I argue that being too concerned with branding restricts the self. Just take a look at U.S. leaders who conflate themselves to the ideology of the party even when it’s clear their own beliefs are far more diverse and subtle. This has lead us to distrust elected officials as we see them as merely parroting talking points. Now compare that to a person like Steve Jobs. Jobs refused to be branded. He was not Apple. He was not Next, or Pixar. He was a unique self, full of contradictions and that’s what humanized him. That’s why we saw the outpouring of support when news of his death spread across the Internet.
The branding metaphor may work for a business but it doesn't work so well for an individual. Issues of ownership, distinction, possession, and enslavement confuse the metaphor. The problem is that we think of a brand in the classical way of thinking of the cosmos: it’s either this or that. It can’t be both. It’s all about getting the positioning right. We used to think of a particle the same way: it is either here or there. It can’t be both places at once. It can only have one position. Or can it? Quantum mechanics suggests it can. According to the Heisenberg principle though, once we observe the particle and try to measure it, we disturb the way it behaves. This in turn changes what we see.
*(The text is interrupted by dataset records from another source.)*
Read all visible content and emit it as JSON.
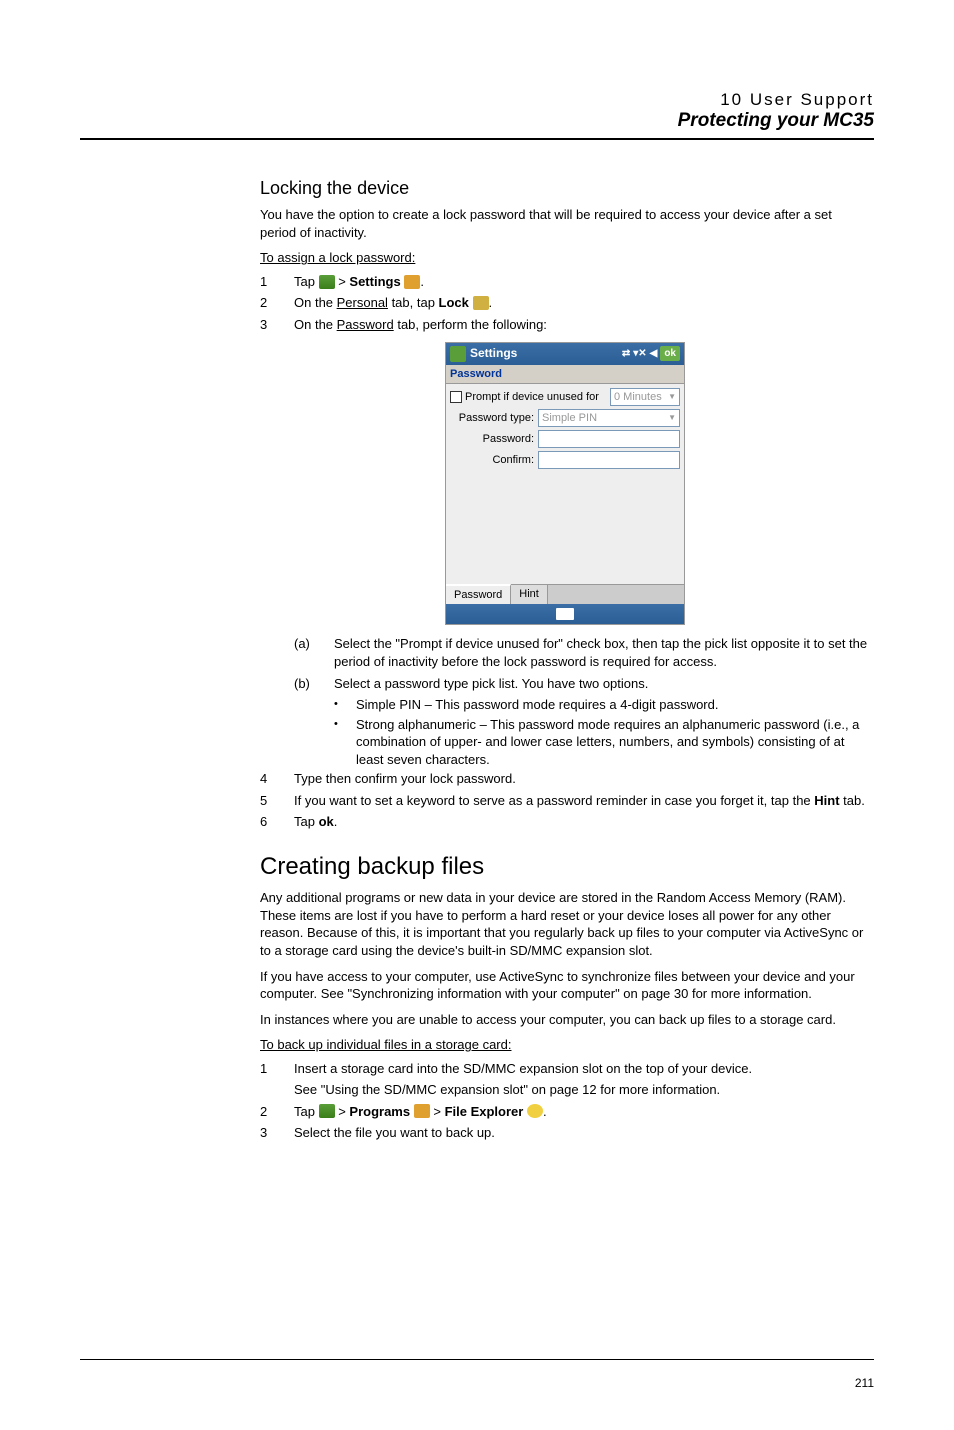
{
  "header": {
    "line1": "10 User Support",
    "line2": "Protecting your MC35"
  },
  "section1": {
    "heading": "Locking the device",
    "intro": "You have the option to create a lock password that will be required to access your device after a set period of inactivity.",
    "proc_head": "To assign a lock password:",
    "step1_num": "1",
    "step1_a": "Tap ",
    "step1_b": " > ",
    "step1_settings": "Settings",
    "step1_c": " ",
    "step1_d": ".",
    "step2_num": "2",
    "step2_a": "On the ",
    "step2_personal": "Personal",
    "step2_b": " tab, tap ",
    "step2_lock": "Lock",
    "step2_c": " ",
    "step2_d": ".",
    "step3_num": "3",
    "step3_a": "On the ",
    "step3_password": "Password",
    "step3_b": " tab, perform the following:",
    "sub_a_num": "(a)",
    "sub_a": "Select the \"Prompt if device unused for\" check box, then tap the pick list opposite it to set the period of inactivity before the lock password is required for access.",
    "sub_b_num": "(b)",
    "sub_b": "Select a password type pick list. You have two options.",
    "bullet1": "Simple PIN – This password mode requires a 4-digit password.",
    "bullet2": "Strong alphanumeric – This password mode requires an alphanumeric password (i.e., a combination of upper- and lower case letters, numbers, and symbols) consisting of at least seven characters.",
    "step4_num": "4",
    "step4": "Type then confirm your lock password.",
    "step5_num": "5",
    "step5_a": "If you want to set a keyword to serve as a password reminder in case you forget it, tap the ",
    "step5_hint": "Hint",
    "step5_b": " tab.",
    "step6_num": "6",
    "step6_a": "Tap ",
    "step6_ok": "ok",
    "step6_b": "."
  },
  "screenshot": {
    "title": "Settings",
    "ok": "ok",
    "menu": "Password",
    "prompt_label": "Prompt if device unused for",
    "prompt_val": "0 Minutes",
    "ptype_label": "Password type:",
    "ptype_val": "Simple PIN",
    "pass_label": "Password:",
    "conf_label": "Confirm:",
    "tab1": "Password",
    "tab2": "Hint"
  },
  "section2": {
    "heading": "Creating backup files",
    "para1": "Any additional programs or new data in your device are stored in the Random Access Memory (RAM). These items are lost if you have to perform a hard reset or your device loses all power for any other reason. Because of this, it is important that you regularly back up files to your computer via ActiveSync or to a storage card using the device's built-in SD/MMC expansion slot.",
    "para2": "If you have access to your computer, use ActiveSync to synchronize files between your device and your computer. See \"Synchronizing information with your computer\" on page 30 for more information.",
    "para3": "In instances where you are unable to access your computer, you can back up files to a storage card.",
    "proc_head": "To back up individual files in a storage card:",
    "step1_num": "1",
    "step1_a": "Insert a storage card into the SD/MMC expansion slot on the top of your device.",
    "step1_b": "See \"Using the SD/MMC expansion slot\" on page 12 for more information.",
    "step2_num": "2",
    "step2_a": "Tap ",
    "step2_b": " > ",
    "step2_programs": "Programs",
    "step2_c": " ",
    "step2_d": " > ",
    "step2_fe": "File Explorer",
    "step2_e": " ",
    "step2_f": ".",
    "step3_num": "3",
    "step3": "Select the file you want to back up."
  },
  "page_num": "211"
}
Maybe that’s the problem with online identity. If you look in one place you see one aspect of a person’s identity. If you look in another place you find another aspect. What you’re looking for, where you’re looking for it and the instruments you use to do so will determine what you see. Just like in quantum mechanics. Maybe that's why we need a new metaphor to talk about online identity. Maybe the idea of the multiverse with its multiplicity of possible universes could somehow inform our concept of identity.
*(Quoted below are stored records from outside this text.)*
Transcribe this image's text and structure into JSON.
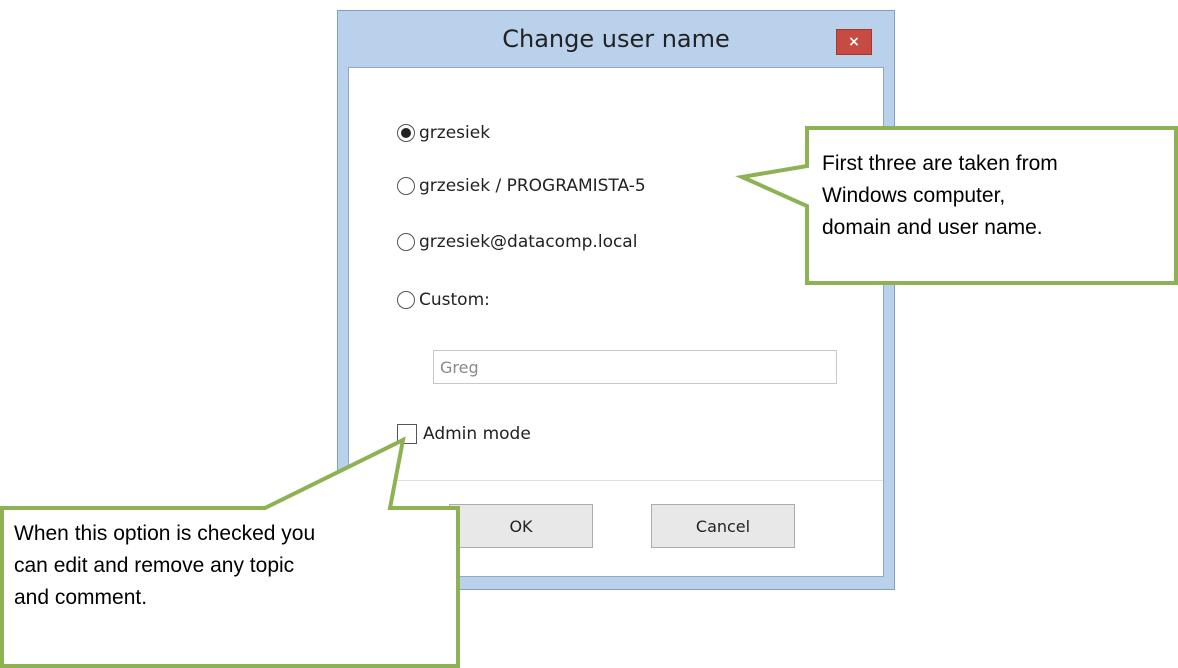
{
  "window": {
    "title": "Change user name",
    "close_label": "×"
  },
  "options": {
    "radio_1": "grzesiek",
    "radio_2": "grzesiek / PROGRAMISTA-5",
    "radio_3": "grzesiek@datacomp.local",
    "radio_4": "Custom:",
    "selected": "grzesiek"
  },
  "custom_field": {
    "value": "Greg"
  },
  "admin": {
    "label": "Admin mode",
    "checked": false
  },
  "buttons": {
    "ok": "OK",
    "cancel": "Cancel"
  },
  "callouts": {
    "top_right": {
      "line_1": "First three are taken from",
      "line_2": "Windows computer,",
      "line_3": "domain and user name."
    },
    "bottom_left": {
      "line_1": "When this option is checked you",
      "line_2": "can edit and remove any topic",
      "line_3": "and comment."
    },
    "border_color": "#8cb253"
  }
}
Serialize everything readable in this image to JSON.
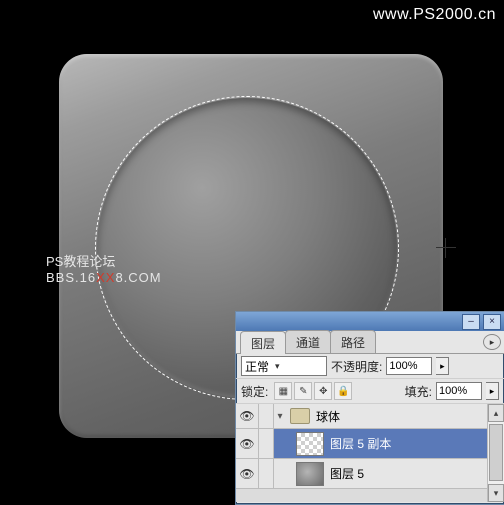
{
  "watermark": {
    "url": "www.PS2000.cn",
    "forum_line1": "PS教程论坛",
    "forum_line2_a": "BBS.16",
    "forum_line2_b": "XX",
    "forum_line2_c": "8.COM"
  },
  "panel": {
    "tabs": {
      "layers": "图层",
      "channels": "通道",
      "paths": "路径"
    },
    "blend": {
      "value": "正常"
    },
    "opacity": {
      "label": "不透明度:",
      "value": "100%"
    },
    "lock": {
      "label": "锁定:"
    },
    "fill": {
      "label": "填充:",
      "value": "100%"
    },
    "icons": {
      "trans": "▦",
      "brush": "✎",
      "move": "✥",
      "lockall": "🔒"
    },
    "group": {
      "name": "球体"
    },
    "layer_a": {
      "name": "图层 5 副本"
    },
    "layer_b": {
      "name": "图层 5"
    }
  }
}
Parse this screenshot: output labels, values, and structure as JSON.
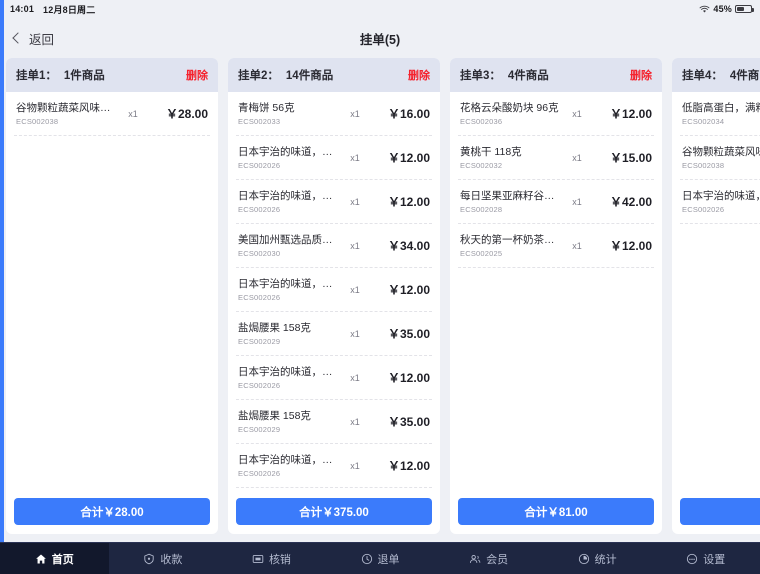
{
  "statusbar": {
    "time": "14:01",
    "date": "12月8日周二",
    "wifi_icon": "wifi-icon",
    "battery_percent": "45%",
    "battery_level": 45
  },
  "header": {
    "back_label": "返回",
    "back_icon": "chevron-left-icon",
    "title": "挂单(5)"
  },
  "colors": {
    "accent": "#3b7bfb",
    "danger": "#f5222d",
    "card_header_bg": "#dfe3f0",
    "page_bg": "#eef0f5",
    "tabbar_bg": "#1e2641",
    "tab_active_bg": "#12182c"
  },
  "cards": [
    {
      "title": "挂单1：",
      "count_label": "1件商品",
      "delete_label": "删除",
      "total_label": "合计￥28.00",
      "items": [
        {
          "name": "谷物颗粒蔬菜风味牛奶面包 …",
          "code": "ECS002038",
          "qty": "x1",
          "price": "￥28.00"
        }
      ]
    },
    {
      "title": "挂单2：",
      "count_label": "14件商品",
      "delete_label": "删除",
      "total_label": "合计￥375.00",
      "items": [
        {
          "name": "青梅饼 56克",
          "code": "ECS002033",
          "qty": "x1",
          "price": "￥16.00"
        },
        {
          "name": "日本宇治的味道，抹茶拿铁…",
          "code": "ECS002026",
          "qty": "x1",
          "price": "￥12.00"
        },
        {
          "name": "日本宇治的味道，抹茶拿铁…",
          "code": "ECS002026",
          "qty": "x1",
          "price": "￥12.00"
        },
        {
          "name": "美国加州甄选品质，原香大…",
          "code": "ECS002030",
          "qty": "x1",
          "price": "￥34.00"
        },
        {
          "name": "日本宇治的味道，抹茶拿铁…",
          "code": "ECS002026",
          "qty": "x1",
          "price": "￥12.00"
        },
        {
          "name": "盐焗腰果 158克",
          "code": "ECS002029",
          "qty": "x1",
          "price": "￥35.00"
        },
        {
          "name": "日本宇治的味道，抹茶拿铁…",
          "code": "ECS002026",
          "qty": "x1",
          "price": "￥12.00"
        },
        {
          "name": "盐焗腰果 158克",
          "code": "ECS002029",
          "qty": "x1",
          "price": "￥35.00"
        },
        {
          "name": "日本宇治的味道，抹茶拿铁…",
          "code": "ECS002026",
          "qty": "x1",
          "price": "￥12.00"
        }
      ]
    },
    {
      "title": "挂单3：",
      "count_label": "4件商品",
      "delete_label": "删除",
      "total_label": "合计￥81.00",
      "items": [
        {
          "name": "花格云朵酸奶块 96克",
          "code": "ECS002036",
          "qty": "x1",
          "price": "￥12.00"
        },
        {
          "name": "黄桃干 118克",
          "code": "ECS002032",
          "qty": "x1",
          "price": "￥15.00"
        },
        {
          "name": "每日坚果亚麻籽谷物燕麦片 …",
          "code": "ECS002028",
          "qty": "x1",
          "price": "￥42.00"
        },
        {
          "name": "秋天的第一杯奶茶味，芝芝…",
          "code": "ECS002025",
          "qty": "x1",
          "price": "￥12.00"
        }
      ]
    },
    {
      "title": "挂单4：",
      "count_label": "4件商",
      "delete_label": "",
      "total_label": "",
      "items": [
        {
          "name": "低脂高蛋白，满籽蕉",
          "code": "ECS002034",
          "qty": "",
          "price": ""
        },
        {
          "name": "谷物颗粒蔬菜风味牛",
          "code": "ECS002038",
          "qty": "",
          "price": ""
        },
        {
          "name": "日本宇治的味道，抹",
          "code": "ECS002026",
          "qty": "",
          "price": ""
        }
      ]
    }
  ],
  "tabbar": {
    "items": [
      {
        "label": "首页",
        "icon": "home-icon",
        "active": true
      },
      {
        "label": "收款",
        "icon": "wallet-icon",
        "active": false
      },
      {
        "label": "核销",
        "icon": "ticket-icon",
        "active": false
      },
      {
        "label": "退单",
        "icon": "refund-icon",
        "active": false
      },
      {
        "label": "会员",
        "icon": "member-icon",
        "active": false
      },
      {
        "label": "统计",
        "icon": "clock-chart-icon",
        "active": false
      },
      {
        "label": "设置",
        "icon": "settings-icon",
        "active": false
      }
    ]
  }
}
When you think about it, the Internet literally chops our identities into packets and hurls us piecemeal around the globe. Our digital identities, reduced to subatomic particles or electrons, fly at near light speed through semiconductors, wires, and cables strung across the ocean floor. We mount to the air as waves from satellites, cell phone towers, and wi-fi hotspots. We shoot out as streams of photons from our screens, as waves of sound from our speakers, and glide across the surface of our tablets with the brush of a finger.
Our very identities have become the indeterminate particles and waves of quantum theory. We do in essence exist in millions of places at once, being observed by a million others who interpret us in a myriad different ways. The Internet defies position, embraces fluidity, and fosters multiphrenia. Whether or not the concept of the multiverse stands the test of scientific rigor, I argue that it is an apt and useful metaphor to inform discussions of identity in our time. We can no longer speak definitively of position, of brand. Instead, we must speak of multiple voices and multiple interpretations, coexisting throughout our physical and digital world. We must embrace our multiple personas.